Pierre Charbonnier propose de passer du registre moral à une stratégie politique pour affronter la coalition fossile et traduire l’adhésion écologique en majorité capable d’agir.
On connaît l’argument, il revient souvent : nous savons, et pourtant nous n’agissons pas. Nous savons l’ampleur du dérèglement climatique, ses causes, ses ordres de grandeur, les secteurs à transformer. Alors, d’où vient le blocage ? Le philosophe Pierre Charbonnier considère que moraliser la cause environnementale ne sera d’aucune utilité. Il propose de quitter le registre des grands principes vertueux pour revenir à ce qui conditionne la vie matérielle des gens : le travail, les prix de l’énergie, les infrastructures, les services. C’est dans ces espaces concrets que se rencontrent ou s’affrontent des intérêts et que se constituent des coalitions.

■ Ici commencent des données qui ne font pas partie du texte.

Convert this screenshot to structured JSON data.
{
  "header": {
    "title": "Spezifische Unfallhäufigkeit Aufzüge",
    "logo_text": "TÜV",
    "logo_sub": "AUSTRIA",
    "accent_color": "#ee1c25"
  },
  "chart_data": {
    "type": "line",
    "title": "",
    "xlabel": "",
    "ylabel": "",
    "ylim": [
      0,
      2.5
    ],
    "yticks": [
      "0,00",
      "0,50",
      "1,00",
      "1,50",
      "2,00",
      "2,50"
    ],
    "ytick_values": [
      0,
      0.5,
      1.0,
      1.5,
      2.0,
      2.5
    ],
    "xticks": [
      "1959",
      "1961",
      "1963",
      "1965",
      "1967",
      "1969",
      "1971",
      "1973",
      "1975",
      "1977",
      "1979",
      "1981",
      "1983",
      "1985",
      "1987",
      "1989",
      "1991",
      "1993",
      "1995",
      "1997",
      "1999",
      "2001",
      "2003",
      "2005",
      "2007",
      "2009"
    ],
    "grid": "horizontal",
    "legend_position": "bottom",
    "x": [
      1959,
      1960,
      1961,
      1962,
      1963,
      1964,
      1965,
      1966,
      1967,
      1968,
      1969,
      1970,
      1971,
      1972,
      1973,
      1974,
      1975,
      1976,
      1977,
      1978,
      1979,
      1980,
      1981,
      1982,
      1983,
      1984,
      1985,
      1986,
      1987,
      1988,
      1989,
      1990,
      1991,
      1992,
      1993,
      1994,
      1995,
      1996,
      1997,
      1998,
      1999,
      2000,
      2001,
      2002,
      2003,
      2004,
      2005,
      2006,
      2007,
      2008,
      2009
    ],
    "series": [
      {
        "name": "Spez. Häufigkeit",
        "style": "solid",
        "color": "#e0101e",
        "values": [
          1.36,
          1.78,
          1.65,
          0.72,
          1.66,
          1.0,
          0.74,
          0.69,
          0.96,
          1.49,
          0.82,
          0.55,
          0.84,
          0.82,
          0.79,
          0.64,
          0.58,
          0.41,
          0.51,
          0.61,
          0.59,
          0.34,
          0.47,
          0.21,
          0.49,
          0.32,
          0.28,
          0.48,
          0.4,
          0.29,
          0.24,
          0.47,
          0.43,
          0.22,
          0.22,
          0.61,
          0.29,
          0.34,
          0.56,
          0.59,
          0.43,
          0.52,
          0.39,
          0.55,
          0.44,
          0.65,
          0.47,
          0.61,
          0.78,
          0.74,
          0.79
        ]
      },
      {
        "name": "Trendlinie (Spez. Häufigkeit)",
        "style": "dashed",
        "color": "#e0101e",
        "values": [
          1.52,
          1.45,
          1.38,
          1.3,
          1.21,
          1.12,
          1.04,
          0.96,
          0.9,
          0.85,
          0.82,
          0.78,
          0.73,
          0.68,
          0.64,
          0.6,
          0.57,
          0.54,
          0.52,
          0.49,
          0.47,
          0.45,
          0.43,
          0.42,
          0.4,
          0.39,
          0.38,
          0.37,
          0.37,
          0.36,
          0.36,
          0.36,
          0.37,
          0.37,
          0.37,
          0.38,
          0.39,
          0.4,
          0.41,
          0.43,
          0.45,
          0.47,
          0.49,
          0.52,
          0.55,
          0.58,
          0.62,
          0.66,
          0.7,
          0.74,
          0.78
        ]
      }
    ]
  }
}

L’adversaire est explicitement nommé : la coalition fossile, faite d’intérêts économiques, de routines socio-techniques et d’habitudes collectives. Contre elle, l’auteur invite, de façon pragmatique, à organiser une contre-coalition capable de livrer rapidement des bénéfices tangibles et de redistribuer équitablement des coûts inévitables. L’écologie, ici, n’est pas une conversion individuelle mais une ingénierie d’alliances entre des intérêts hétérogènes. Le livre se présente comme un guide méthodologique pour y parvenir, un traité de stratégie politique, au sens le plus rigoureux du terme.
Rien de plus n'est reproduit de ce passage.